As is well known, Rome
II governs the applicable law where an accident occurs abroad from 1st
January 2009. Whilst article 15 (c)
extends the scope of the applicable foreign law to issues concerning the existence, nature and assessment of damages or the remedy claimed, article 1.3 excludes this from matters of evidence
and procedure; without prejudice, of course, subject to certain exceptions that do not concern us here.
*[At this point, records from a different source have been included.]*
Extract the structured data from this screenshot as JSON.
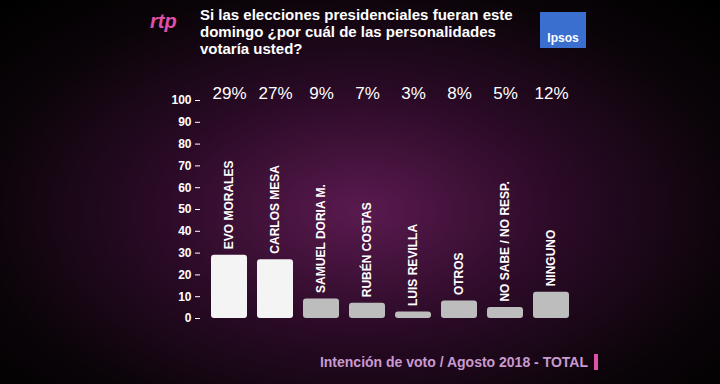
{
  "chart_data": {
    "type": "bar",
    "title": "Si las elecciones presidenciales fueran este domingo ¿por cuál de las personalidades votaría usted?",
    "subtitle": "Intención de voto / Agosto 2018 - TOTAL",
    "annotations": [
      "rtp",
      "Ipsos"
    ],
    "categories": [
      "EVO MORALES",
      "CARLOS MESA",
      "SAMUEL DORIA M.",
      "RUBÉN COSTAS",
      "LUIS REVILLA",
      "OTROS",
      "NO SABE / NO RESP.",
      "NINGUNO"
    ],
    "values": [
      29,
      27,
      9,
      7,
      3,
      8,
      5,
      12
    ],
    "value_labels": [
      "29%",
      "27%",
      "9%",
      "7%",
      "3%",
      "8%",
      "5%",
      "12%"
    ],
    "colors": [
      "#f4f4f4",
      "#f4f4f4",
      "#bdbdbd",
      "#bdbdbd",
      "#bdbdbd",
      "#bdbdbd",
      "#bdbdbd",
      "#bdbdbd"
    ],
    "ylim": [
      0,
      100
    ],
    "yticks": [
      0,
      10,
      20,
      30,
      40,
      50,
      60,
      70,
      80,
      90,
      100
    ],
    "grid": false,
    "data_labels": true,
    "tick_labels": "y"
  }
}
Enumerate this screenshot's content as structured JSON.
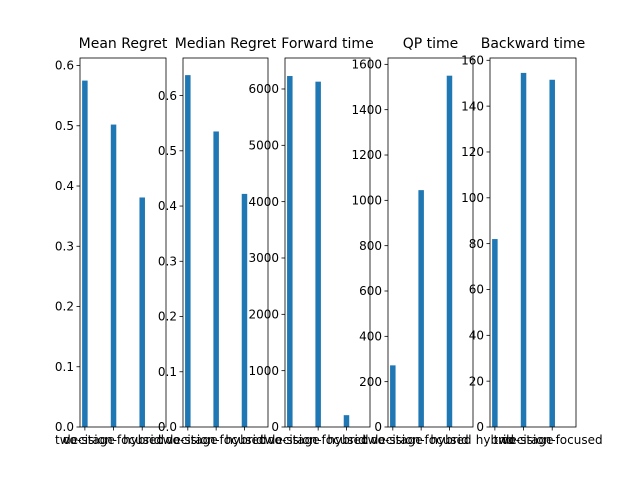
{
  "chart_data": [
    {
      "type": "bar",
      "title": "Mean Regret",
      "categories": [
        "two-stage",
        "decision-focused",
        "hybrid"
      ],
      "values": [
        0.575,
        0.502,
        0.381
      ],
      "ylim": [
        0,
        0.6125
      ],
      "yticks": [
        0.0,
        0.1,
        0.2,
        0.3,
        0.4,
        0.5,
        0.6
      ],
      "ytick_labels": [
        "0.0",
        "0.1",
        "0.2",
        "0.3",
        "0.4",
        "0.5",
        "0.6"
      ],
      "color": "#1f77b4"
    },
    {
      "type": "bar",
      "title": "Median Regret",
      "categories": [
        "two-stage",
        "decision-focused",
        "hybrid"
      ],
      "values": [
        0.637,
        0.535,
        0.422
      ],
      "ylim": [
        0,
        0.668
      ],
      "yticks": [
        0.0,
        0.1,
        0.2,
        0.3,
        0.4,
        0.5,
        0.6
      ],
      "ytick_labels": [
        "0.0",
        "0.1",
        "0.2",
        "0.3",
        "0.4",
        "0.5",
        "0.6"
      ],
      "color": "#1f77b4"
    },
    {
      "type": "bar",
      "title": "Forward time",
      "categories": [
        "two-stage",
        "decision-focused",
        "hybrid"
      ],
      "values": [
        6230,
        6130,
        210
      ],
      "ylim": [
        0,
        6550
      ],
      "yticks": [
        0,
        1000,
        2000,
        3000,
        4000,
        5000,
        6000
      ],
      "ytick_labels": [
        "0",
        "1000",
        "2000",
        "3000",
        "4000",
        "5000",
        "6000"
      ],
      "color": "#1f77b4"
    },
    {
      "type": "bar",
      "title": "QP time",
      "categories": [
        "two-stage",
        "decision-focused",
        "hybrid"
      ],
      "values": [
        272,
        1045,
        1550
      ],
      "ylim": [
        0,
        1628
      ],
      "yticks": [
        0,
        200,
        400,
        600,
        800,
        1000,
        1200,
        1400,
        1600
      ],
      "ytick_labels": [
        "0",
        "200",
        "400",
        "600",
        "800",
        "1000",
        "1200",
        "1400",
        "1600"
      ],
      "color": "#1f77b4"
    },
    {
      "type": "bar",
      "title": "Backward time",
      "categories": [
        "hybrid",
        "two-stage",
        "decision-focused"
      ],
      "values": [
        82,
        154.5,
        151.5
      ],
      "ylim": [
        0,
        161
      ],
      "yticks": [
        0,
        20,
        40,
        60,
        80,
        100,
        120,
        140,
        160
      ],
      "ytick_labels": [
        "0",
        "20",
        "40",
        "60",
        "80",
        "100",
        "120",
        "140",
        "160"
      ],
      "color": "#1f77b4"
    }
  ]
}
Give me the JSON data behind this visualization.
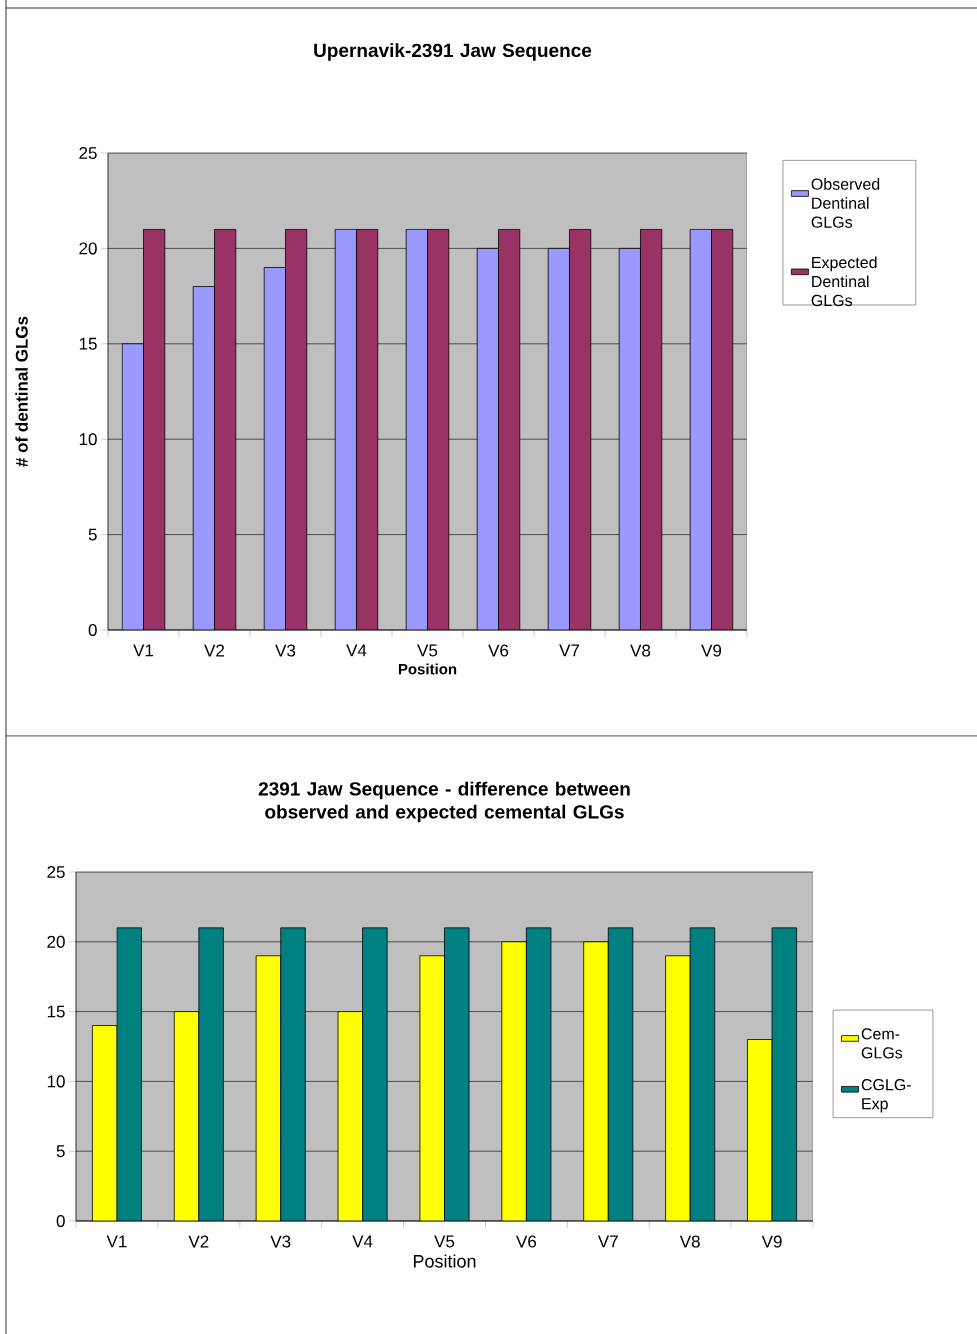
{
  "chart_data": [
    {
      "type": "bar",
      "title": "Upernavik-2391 Jaw Sequence",
      "xlabel": "Position",
      "ylabel": "# of dentinal GLGs",
      "categories": [
        "V1",
        "V2",
        "V3",
        "V4",
        "V5",
        "V6",
        "V7",
        "V8",
        "V9"
      ],
      "series": [
        {
          "name": "Observed Dentinal GLGs",
          "color": "#9999ff",
          "values": [
            15,
            18,
            19,
            21,
            21,
            20,
            20,
            20,
            21
          ]
        },
        {
          "name": "Expected Dentinal GLGs",
          "color": "#993366",
          "values": [
            21,
            21,
            21,
            21,
            21,
            21,
            21,
            21,
            21
          ]
        }
      ],
      "ylim": [
        0,
        25
      ],
      "yticks": [
        0,
        5,
        10,
        15,
        20,
        25
      ],
      "grid": "y",
      "legend": "right"
    },
    {
      "type": "bar",
      "title": "2391 Jaw Sequence - difference between observed and expected cemental GLGs",
      "xlabel": "Position",
      "categories": [
        "V1",
        "V2",
        "V3",
        "V4",
        "V5",
        "V6",
        "V7",
        "V8",
        "V9"
      ],
      "series": [
        {
          "name": "Cem-GLGs",
          "color": "#ffff00",
          "values": [
            14,
            15,
            19,
            15,
            19,
            20,
            20,
            19,
            13
          ]
        },
        {
          "name": "CGLG-Exp",
          "color": "#008080",
          "values": [
            21,
            21,
            21,
            21,
            21,
            21,
            21,
            21,
            21
          ]
        }
      ],
      "ylim": [
        0,
        25
      ],
      "yticks": [
        0,
        5,
        10,
        15,
        20,
        25
      ],
      "grid": "y",
      "legend": "right"
    }
  ]
}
Wall v Mutuelle de Poitiers Assurances
[2014] EWCACiv 138 is important to anyone who handles personal injury claims featuring an accident abroad. It concerned a foreign insurer that sought to impose the French approach to
quantifying Steven Wall’s catastrophic injury claim, because the accident took
place in France. Clearly the basic applicable law was that of France. The French insurers want to appoint a single expert consistent with the continental
model of inquisitional investigation.
They failed.
Given that there were 1.5 million
road accident injuries in the EEA in 2009-2010, and that economic migration
within the EEA seems likely to increase, it seem reasonable to suppose that foreign
accident claims are likely to become a more common feature of personal injury
practice. So anything that makes the
process of running such a claim a little easier is to be welcomed. Robert Weir’s success in this appeal achieves
just that. Wall
simplifies some of the procedural aspects of accidents that occur in a foreign
jurisdiction where Rome II stipulates that foreign law applies, especially those
concerning the quantification of loss.
In essence the Court of Appeal concluded in Wall that it would be
impractical to expect an English judge to apply foreign procedural rules,
evidential standards and protocols when attempting to quantify the loss of a UK
resident injured abroad. Paragraphs 12
to 14 of the Longmore LJ's judgment indicate some of the difficulties that
would result if otherwise.
Accordingly
in England and Wales the courts will
follow the evidential practices prescribed by the Civil Procedural Rules. So CPR
Part 35, which we love and hate in equal measure, will govern the expert evidence required
to quantify the loss, in so far as each head of loss claimed is recoverable
under the foreign law. The ruling has echoes of the pre-Rome II ratio in Harding v
Wealands [2007] AC 1 but there are subtle differences. Furthermore, anyone hoping to secure a periodical payments order against a foreign insurer is likely to be disappointed
I reported the first instance
decision last
month because its importance appeared to have escaped the notice of
most commentators; it still has. So I am glad to report that the original decision has been upheld.